SEATTLE – Brenda Fincher remembers seeing signs of racism during visits to family in the South while growing up, signs she said still exist today.

“I thought that I knew a lot about what had happened over the centuries” regarding slavery and racism in the United States, said Fincher, a member of the archdiocese’s Black Catholic Advisory Circle and pastoral assistant for pastoral outreach at Holy Spirit Parish in Kent.

But as she prepared to go on this week’s civil rights pilgrimage to the South with a group from the Archdiocese of Seattle, “I learned things that I still didn’t have a clue of,” Fincher said.

She and a dozen others, representatives of the archdiocese’s schools, missions, youth, young adults, women religious, outreach, Black Catholic and other communities and ministries, left June 19 for the start of the pilgrimage in New Orleans.

“I’m just truly excited,” Fincher said. “For me, it’s  once-in-a-lifetime opportunity.”

The pilgrimage aims to provide an experience that combines faith with social justice as the pilgrims learn about the experiences of Black people and Black Catholics. The hope is the pilgrims will return to their communities “to further conversations and create activities within our faith context” that can be shared and used by peers, according to the archdiocese website.

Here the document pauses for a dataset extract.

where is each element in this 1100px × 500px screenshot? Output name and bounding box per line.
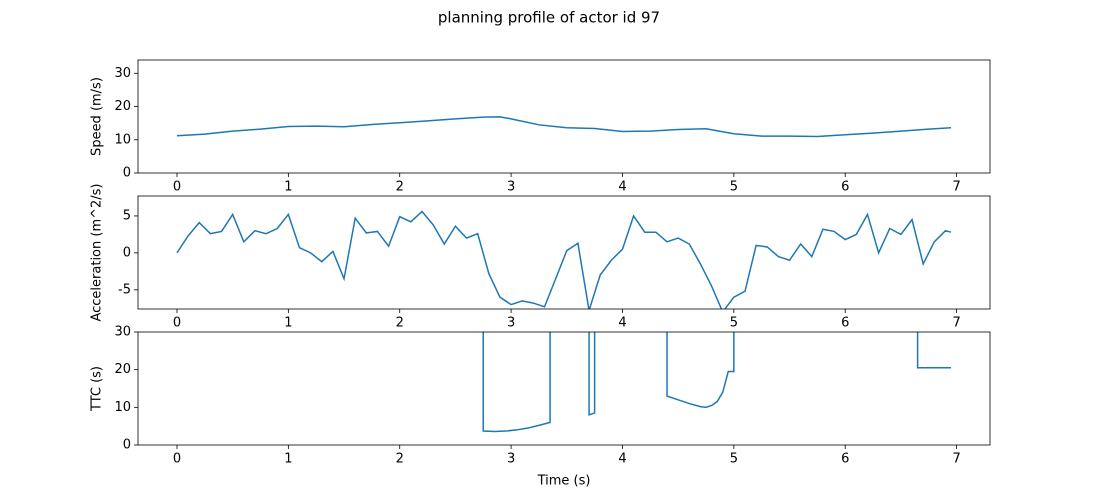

Brenda Fincher (Courtesy of Holy Spirit Parish)
J.C. Santos (Courtesy of Our Lady of Guadalupe School)

J.C. Santos, a seventh-grade religion/Missionary Discipleship Institute teacher at Our Lady of Guadalupe School in West Seattle, said he is “really passionate about” civil rights and the pilgrimage “sounded like it would be impactful, not just to the way I teach, but to me personally to grow.”

Santos also has a deep passion for Catholic social teaching, and said his students spent a couple of months in the just-ended school year studying those teachings.

“How we’re called to live out (our faith) in society is one of the most tangible ways we can follow Jesus in our lives,” Santos said. “It’s kind of the lightning bolt that energizes me to be a Catholic.”

Learning history at key sites

The pilgrimage group was provided with reading materials by Father Simon Kim, the pilgrimage leader, and met for two online sessions before departing on Juneteenth — the federal holiday celebrating June 19, 1865, the day the U.S. Army arrived to enforce the 1863 Emancipation Proclamation, finally freeing 250,000 enslaved people in Texas.

Participants in the Archdiocese of Seattle’s civil rights pilgrimage will visit key sites in the history of slavery and the Civil Rights Movement. (Photo illustration: Selena Abounader)

After the pilgrims arrived in New Orleans, which was a major center of the slave trade, they attended Mass and visited the Whitney Plantation, which was a working plantation that used slave labor for more than 200 years. 

“That kind of chokes me up just thinking about it,” Fincher said of the plantation. She advised the group “to be ready for crying from me” during the pilgrimage.

After driving to Montgomery, Alabama, the pilgrims will visit several key sites, including:

Continuing on to Selma, Alabama, the pilgrims will walk across the Edmund Pettus Bridge, where in 1965 police beat civil rights protesters who were marching to demand voting rights for Black Americans, in what came to be known as “Bloody Sunday.”

The pilgrims will return to New Orleans for their last two days, attending Sunday Mass at Blessed Sacrament – St. Joan of Arc Parish before returning to Seattle June 24.

Fincher said she is most looking forward to walking across the Edmund Pettus Bridge and attending Mass at a Black Catholic church in New Orleans.

“I’ve been to Black Baptist churches. I’ve never been to Black Catholic churches,” she said.

Santos also was looking forward to visiting the Edmund Pettus Bridge and other sites he has only experienced by seeing them on a screen.

“I tend to get really affected by these sorts of experiences,” Santos said.

Fincher said she is interested to see how the pilgrimage experience will change her. She hopes to return home with more knowledge to help educate people in the church about the realities of racism and “more testimonies to give people … so they may want to go themselves.” 

Santos, who is a member of the Life, Justice and Peace Commission at Our Lady of Guadalupe Parish, hopes to continue the conversation after he returns from the pilgrimage.

Catholics, Santos said, “pride ourselves on … universal acceptance of everyone. All walks of life are welcome in our church, so I think civil rights is a great place to look at where in our history that type of inclusion has been a struggle for groups of people, particularly Black Americans.”

“I think it’s integral to our faith to give it a good, honest look,” he added.